What about the masterpiece? He goes back to Moscow to write it. The theme of the child suicides is scrapped: will the book simply be a work of travel, an “encyclopaedia of the Steppe”? Some words of Camus come to one’s mind: “one of our contemporaries is cured of his torment by contemplating a landscape.” Chekhov is recovering his childhood imagination.

The Steppe is the account of a journey seen through the eyes of a very young boy, a memory conjured out of himself. If the long book seems to be no more than a series of interlocking incidents, it is really a sustained prose poem and the longest “story” Chekhov ever wrote. Above all, it evokes the mysterious, fated feeling that Russians felt and still feel about the vast empty distances of central Russia and their outlying parts on the edge of the Ukraine in the south, just as the tableland, or steppe, of Castile, with its isolated flat-topped hills and the wide empty distances, haunts the Spaniards. Spain and Russia: they echo each other. From the Russian steppe something has passed permanently into the Russian mind and Russian literature: the sensation of endless time, mysterious in its primitive beginnings. It was natural for Russian writers of Chekhov’s time to think of the steppe as the country of Don Quixote, and Chekhov had been deep in Cervantes from his boyhood. There was also for him the romantic Russian counterpart in Gogol’s story of Taras Bulba. Literature grows out of literature as well as out of life: the difference between The Steppe and Gogol’s magnificent book is that Gogol was glorifying Cossack history, whereas Chekhov stuck to a young boy’s response to the sights and tales of the road.

So we see the boy, Yegorushka, who is the hero, taken on a long journey from Taganrog to boarding school in far-off Kiev. He is whimpering in misery, in a springless carriage, in the company of his uncle Kuzmichov, a stern wool merchant, and the pious Father Christopher, who tries to teach the boy history and religion.
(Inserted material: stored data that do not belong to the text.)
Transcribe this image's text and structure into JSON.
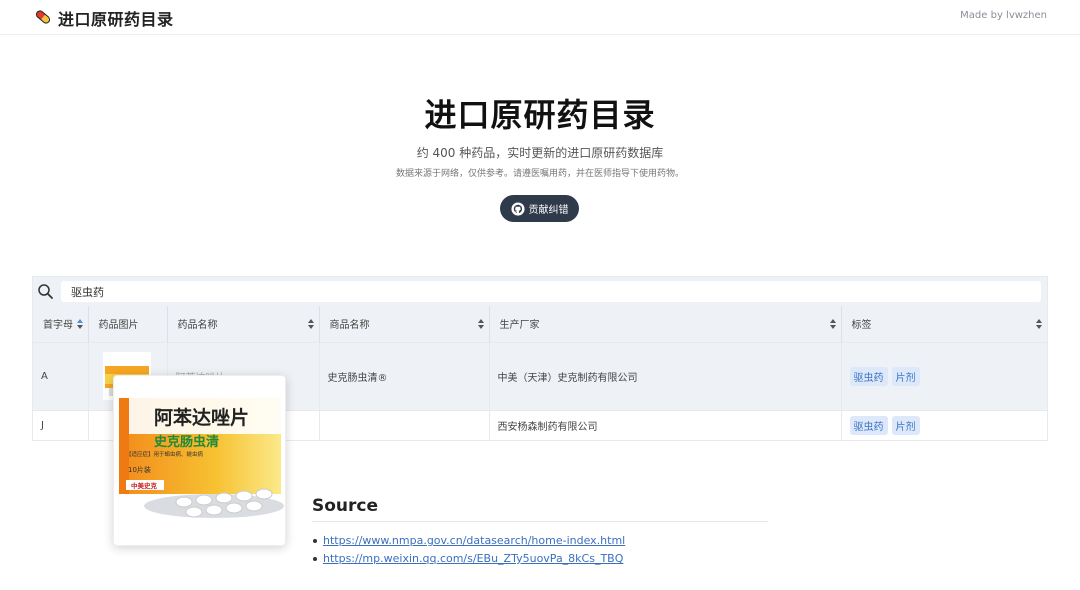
{
  "header": {
    "brand": "进口原研药目录",
    "made_by": "Made by  lvwzhen"
  },
  "hero": {
    "title": "进口原研药目录",
    "subtitle": "约 400 种药品，实时更新的进口原研药数据库",
    "note": "数据来源于网络，仅供参考。请遵医嘱用药，并在医师指导下使用药物。",
    "contribute_label": "贡献纠错"
  },
  "search": {
    "value": "驱虫药"
  },
  "table": {
    "columns": [
      "首字母",
      "药品图片",
      "药品名称",
      "商品名称",
      "生产厂家",
      "标签"
    ],
    "rows": [
      {
        "letter": "A",
        "drug_name": "阿苯达唑片",
        "brand_name": "史克肠虫清®",
        "manufacturer": "中美（天津）史克制药有限公司",
        "tags": [
          "驱虫药",
          "片剂"
        ]
      },
      {
        "letter": "J",
        "drug_name": "",
        "brand_name": "",
        "manufacturer": "西安杨森制药有限公司",
        "tags": [
          "驱虫药",
          "片剂"
        ]
      }
    ]
  },
  "popup_image": {
    "product_name": "阿苯达唑片",
    "brand": "史克肠虫清",
    "indication": "【适应症】用于蛔虫病、蛲虫病",
    "count": "10片装",
    "company": "中美史克"
  },
  "source": {
    "title": "Source",
    "links": [
      "https://www.nmpa.gov.cn/datasearch/home-index.html",
      "https://mp.weixin.qq.com/s/EBu_ZTy5uovPa_8kCs_TBQ"
    ]
  },
  "colors": {
    "accent": "#4a8fe0",
    "button_bg": "#2f3a4a",
    "tag_bg": "#dde8fa",
    "tag_text": "#3a73c4",
    "link": "#3b6fbf"
  }
}
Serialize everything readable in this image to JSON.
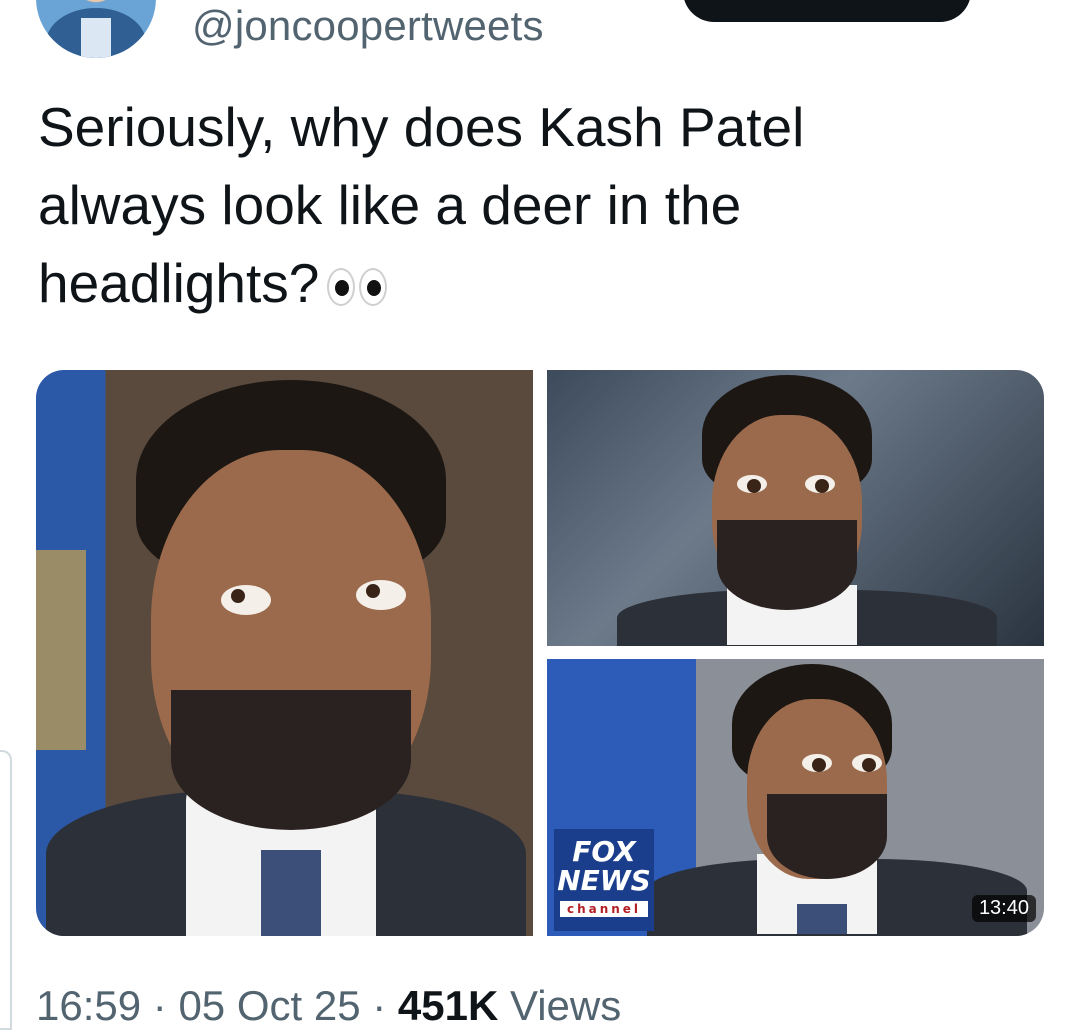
{
  "header": {
    "handle": "@joncoopertweets"
  },
  "tweet": {
    "text": "Seriously, why does Kash Patel always look like a deer in the headlights?",
    "emoji_icon": "eyes-icon"
  },
  "media": {
    "video_duration": "13:40",
    "logo": {
      "line1": "FOX",
      "line2": "NEWS",
      "line3": "channel"
    }
  },
  "meta": {
    "time": "16:59",
    "separator": " · ",
    "date": "05 Oct 25",
    "views_count": "451K",
    "views_label": "Views"
  },
  "colors": {
    "text_primary": "#0f1419",
    "text_secondary": "#536471",
    "button_dark": "#0f1419"
  }
}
The boy sits on the box and clings to the arm of the coachman, who does not stop whipping up his pair of bay horses. They drive out of Taganrog past the brickfields and the town prison, where, because it is Easter, the boy had been to give Easter eggs to the convicts. A prisoner had given him “a pewter buckle of his own making.” A small comfort. The uncle is mostly silent, except when he is arguing with the delightful chattering priest—Chekhov’s Sancho Panza—who is on to an illegal deal in wool himself for dubious “family reasons,” but really for the amusement of gossiping with any passing strangers. The sun rises. The boy fixes his eyes on a distant windmill, which seems to wave to him. He is puzzled because, at the turns of the road, the windmill appears on the left instead of the right. The day is hot and sullen.

The low hills were still plunged in the lilac distance, and no end could be seen to them…. But at last, when the sun was beginning to sink into the west, the steppe, the hills and the air could bear the oppression no longer, and, driven out of all patience, exhausted, tried to fling off the yoke. A fleecy ashen-grey cloud unexpectedly appeared behind the hills. It exchanged glances with the steppe, as though to say, “Here I am,” and frowned. Suddenly something burst in the stagnant air; there was a violent squall of wind which whirled round and round, roaring and whistling over the steppe. At once a murmur rose from the grass and last year’s dry herbage, the dust curled in spiral eddies over the road, raced over the steppe, and carrying with it straws, dragonflies and feathers, rose up in a whirling track column towards the sky and darkened the sun. Prickly uprooted plants ran stumbling and leaping in all directions over the steppe, and one of them got caught in the whirlwind, turned round and round like a bird, flew towards the sky, and turning into a little black speck, vanished from sight.